Die Entlastung der Lehrkräfte durch multiprofessionelle Teams und klare Ressourcenzuweisung würde nicht nur die Qualität der Förderung verbessern, sondern auch die Arbeitsbelastung senken. Die Trennung von Diagnostik und Pädagogik durch die Übertragung der Feststellung des Förderbedarfs an SPZs würde Sonderpädagog*innen von administrativen Aufgaben entlasten und ihre Rolle als pädagogische Expert*innen stärken. Die wohnortnahe Beschulung würde zudem die soziale Teilhabe stärken und die Belastung der Familien durch lange Fahrtwege verringern. Inklusion ist damit kein utopisches Projekt, sondern ein Lackmustest für die Zukunftsfähigkeit der Demokratie und für die Fähigkeit des Bildungssystems, soziale Gerechtigkeit zu realisieren.
Zugleich ist zu konstatieren, dass der Anteil der Schüler*innen mit sonderpädagogischem Förderbedarf mit derzeit rund 7,6 Prozent eine quantitativ begrenzte Gruppe darstellt.

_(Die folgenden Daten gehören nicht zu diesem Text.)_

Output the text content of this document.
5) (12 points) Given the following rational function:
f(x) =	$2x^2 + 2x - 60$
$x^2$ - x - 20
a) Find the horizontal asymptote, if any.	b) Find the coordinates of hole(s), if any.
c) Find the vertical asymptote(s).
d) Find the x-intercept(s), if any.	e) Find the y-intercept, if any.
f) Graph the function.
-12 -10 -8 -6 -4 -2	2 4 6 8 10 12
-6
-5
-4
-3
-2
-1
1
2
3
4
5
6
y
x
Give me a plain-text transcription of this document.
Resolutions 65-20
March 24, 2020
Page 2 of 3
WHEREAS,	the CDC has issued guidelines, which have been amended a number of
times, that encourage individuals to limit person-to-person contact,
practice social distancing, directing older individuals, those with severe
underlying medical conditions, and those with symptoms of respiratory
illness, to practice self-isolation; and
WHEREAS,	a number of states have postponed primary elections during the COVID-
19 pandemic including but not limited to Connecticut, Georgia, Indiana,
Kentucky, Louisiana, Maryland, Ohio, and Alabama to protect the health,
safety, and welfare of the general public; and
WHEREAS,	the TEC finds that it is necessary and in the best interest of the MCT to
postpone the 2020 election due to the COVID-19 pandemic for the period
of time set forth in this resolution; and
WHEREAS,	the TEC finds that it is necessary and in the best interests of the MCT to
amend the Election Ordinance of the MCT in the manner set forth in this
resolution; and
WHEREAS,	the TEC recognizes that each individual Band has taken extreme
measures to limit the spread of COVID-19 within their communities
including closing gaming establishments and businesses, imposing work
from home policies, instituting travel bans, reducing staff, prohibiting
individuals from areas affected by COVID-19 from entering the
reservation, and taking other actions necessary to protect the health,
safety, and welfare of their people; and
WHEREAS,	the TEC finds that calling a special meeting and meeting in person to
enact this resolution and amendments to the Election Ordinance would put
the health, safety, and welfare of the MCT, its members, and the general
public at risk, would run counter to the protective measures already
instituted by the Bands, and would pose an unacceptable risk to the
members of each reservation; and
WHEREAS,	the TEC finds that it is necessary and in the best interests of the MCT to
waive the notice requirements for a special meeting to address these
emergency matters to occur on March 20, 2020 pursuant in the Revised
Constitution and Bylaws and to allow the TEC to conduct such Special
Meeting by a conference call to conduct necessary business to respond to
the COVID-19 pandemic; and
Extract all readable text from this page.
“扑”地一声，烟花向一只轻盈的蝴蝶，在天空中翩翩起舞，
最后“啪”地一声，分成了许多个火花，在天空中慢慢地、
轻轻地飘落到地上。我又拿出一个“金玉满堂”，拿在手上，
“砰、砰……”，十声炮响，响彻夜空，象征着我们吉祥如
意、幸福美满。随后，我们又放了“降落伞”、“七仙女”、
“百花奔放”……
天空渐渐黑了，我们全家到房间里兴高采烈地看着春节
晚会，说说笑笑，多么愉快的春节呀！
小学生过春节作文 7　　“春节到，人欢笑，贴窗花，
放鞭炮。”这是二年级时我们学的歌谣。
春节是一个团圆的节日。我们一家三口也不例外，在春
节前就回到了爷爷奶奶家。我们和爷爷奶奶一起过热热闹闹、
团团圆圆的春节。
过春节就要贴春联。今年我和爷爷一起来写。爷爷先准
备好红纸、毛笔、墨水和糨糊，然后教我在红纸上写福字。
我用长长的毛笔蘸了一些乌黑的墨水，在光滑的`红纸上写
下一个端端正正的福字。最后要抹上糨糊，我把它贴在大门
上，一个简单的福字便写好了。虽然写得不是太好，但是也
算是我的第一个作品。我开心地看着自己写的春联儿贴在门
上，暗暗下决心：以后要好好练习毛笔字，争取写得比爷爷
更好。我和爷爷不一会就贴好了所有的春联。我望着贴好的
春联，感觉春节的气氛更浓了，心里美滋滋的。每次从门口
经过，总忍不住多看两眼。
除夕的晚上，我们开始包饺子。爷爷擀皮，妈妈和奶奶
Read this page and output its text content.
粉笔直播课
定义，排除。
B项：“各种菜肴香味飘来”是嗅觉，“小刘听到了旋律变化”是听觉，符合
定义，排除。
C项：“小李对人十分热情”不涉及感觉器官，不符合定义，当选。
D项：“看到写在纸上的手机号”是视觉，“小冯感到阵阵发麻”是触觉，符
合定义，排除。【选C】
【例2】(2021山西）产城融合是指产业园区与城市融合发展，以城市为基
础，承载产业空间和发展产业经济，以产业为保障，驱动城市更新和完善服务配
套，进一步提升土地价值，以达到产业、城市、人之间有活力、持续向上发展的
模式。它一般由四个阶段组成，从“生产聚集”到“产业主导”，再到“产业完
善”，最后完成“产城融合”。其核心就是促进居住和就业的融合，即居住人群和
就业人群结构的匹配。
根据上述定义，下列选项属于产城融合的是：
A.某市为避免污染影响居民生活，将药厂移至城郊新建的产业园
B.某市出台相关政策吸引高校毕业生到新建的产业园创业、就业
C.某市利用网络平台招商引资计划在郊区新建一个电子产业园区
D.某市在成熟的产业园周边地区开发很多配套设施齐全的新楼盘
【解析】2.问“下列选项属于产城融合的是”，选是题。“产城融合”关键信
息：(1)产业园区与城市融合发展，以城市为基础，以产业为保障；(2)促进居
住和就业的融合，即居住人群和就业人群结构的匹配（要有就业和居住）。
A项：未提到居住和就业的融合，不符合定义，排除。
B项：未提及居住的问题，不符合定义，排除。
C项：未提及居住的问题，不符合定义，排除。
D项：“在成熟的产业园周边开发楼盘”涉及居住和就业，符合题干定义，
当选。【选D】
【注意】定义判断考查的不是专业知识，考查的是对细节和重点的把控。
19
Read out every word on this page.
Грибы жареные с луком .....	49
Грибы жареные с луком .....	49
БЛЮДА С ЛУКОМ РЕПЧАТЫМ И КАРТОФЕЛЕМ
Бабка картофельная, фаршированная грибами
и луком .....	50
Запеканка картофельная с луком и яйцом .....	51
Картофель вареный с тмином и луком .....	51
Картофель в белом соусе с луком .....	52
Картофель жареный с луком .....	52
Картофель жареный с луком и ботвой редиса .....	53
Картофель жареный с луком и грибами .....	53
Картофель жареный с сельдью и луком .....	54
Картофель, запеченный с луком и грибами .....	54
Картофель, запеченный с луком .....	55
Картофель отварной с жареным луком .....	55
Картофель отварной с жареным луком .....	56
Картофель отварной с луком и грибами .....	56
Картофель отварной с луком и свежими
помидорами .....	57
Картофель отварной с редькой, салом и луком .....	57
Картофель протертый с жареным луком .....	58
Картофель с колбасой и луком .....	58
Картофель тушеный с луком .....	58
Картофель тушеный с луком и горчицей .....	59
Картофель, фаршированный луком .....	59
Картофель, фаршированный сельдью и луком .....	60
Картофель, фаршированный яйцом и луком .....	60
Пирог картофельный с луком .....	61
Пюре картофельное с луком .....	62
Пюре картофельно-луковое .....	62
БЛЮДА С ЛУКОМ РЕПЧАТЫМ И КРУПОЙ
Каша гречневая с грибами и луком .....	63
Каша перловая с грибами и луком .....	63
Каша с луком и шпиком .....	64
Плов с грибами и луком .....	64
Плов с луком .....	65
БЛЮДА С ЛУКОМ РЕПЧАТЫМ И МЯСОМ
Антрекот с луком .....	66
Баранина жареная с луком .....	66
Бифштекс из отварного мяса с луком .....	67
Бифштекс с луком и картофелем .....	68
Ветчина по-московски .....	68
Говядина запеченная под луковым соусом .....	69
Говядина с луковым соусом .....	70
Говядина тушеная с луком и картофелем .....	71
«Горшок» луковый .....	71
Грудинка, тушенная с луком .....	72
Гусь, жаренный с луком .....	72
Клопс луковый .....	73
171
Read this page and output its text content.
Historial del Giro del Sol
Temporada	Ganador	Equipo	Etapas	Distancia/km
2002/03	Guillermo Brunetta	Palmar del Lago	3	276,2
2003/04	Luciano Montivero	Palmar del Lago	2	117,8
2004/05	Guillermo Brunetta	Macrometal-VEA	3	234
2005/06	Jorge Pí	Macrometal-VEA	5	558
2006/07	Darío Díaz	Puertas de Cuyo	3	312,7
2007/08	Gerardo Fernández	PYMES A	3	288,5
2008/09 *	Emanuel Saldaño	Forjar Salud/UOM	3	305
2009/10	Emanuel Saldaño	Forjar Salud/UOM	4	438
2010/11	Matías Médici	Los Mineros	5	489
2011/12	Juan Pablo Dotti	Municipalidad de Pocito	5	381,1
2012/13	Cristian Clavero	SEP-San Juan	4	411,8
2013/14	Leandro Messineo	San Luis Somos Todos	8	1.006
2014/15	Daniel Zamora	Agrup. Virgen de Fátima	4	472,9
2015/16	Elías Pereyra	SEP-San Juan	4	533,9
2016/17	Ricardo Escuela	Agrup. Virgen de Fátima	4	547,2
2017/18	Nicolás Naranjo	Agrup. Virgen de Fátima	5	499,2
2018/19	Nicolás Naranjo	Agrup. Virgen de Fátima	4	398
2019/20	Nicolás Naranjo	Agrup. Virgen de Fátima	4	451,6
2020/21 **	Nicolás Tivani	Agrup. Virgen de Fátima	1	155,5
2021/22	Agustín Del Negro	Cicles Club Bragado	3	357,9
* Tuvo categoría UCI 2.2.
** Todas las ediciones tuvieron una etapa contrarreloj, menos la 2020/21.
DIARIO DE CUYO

In Relation zum Gesamtbildungswesen betrifft schulische Inklusion demnach nur einen vergleichsweise kleinen Teil der Schülerschaft. Die anhaltend hohen Exklusionsquoten verweisen jedoch auf eine strukturelle Disparität zwischen normativem Anspruch und institutioneller Praxis. Die fortbestehende Segregation stellt dabei nicht lediglich ein organisatorisches Problem dar, sondern wirft grundsätzliche Fragen nach gleichwertiger Teilhabe im Bildungssystem auf. Ein inklusives Schulsystem, das allen Schüler*innen – unabhängig von Art und Umfang ihrer Beeinträchtigung – den Zugang zu allgemeiner Bildung ermöglicht, wäre nicht nur Ausdruck menschenrechtlicher Verpflichtung, sondern auch ein Indikator für ein bildungspolitisch kohärentes und nachhaltig ausgerichtetes System.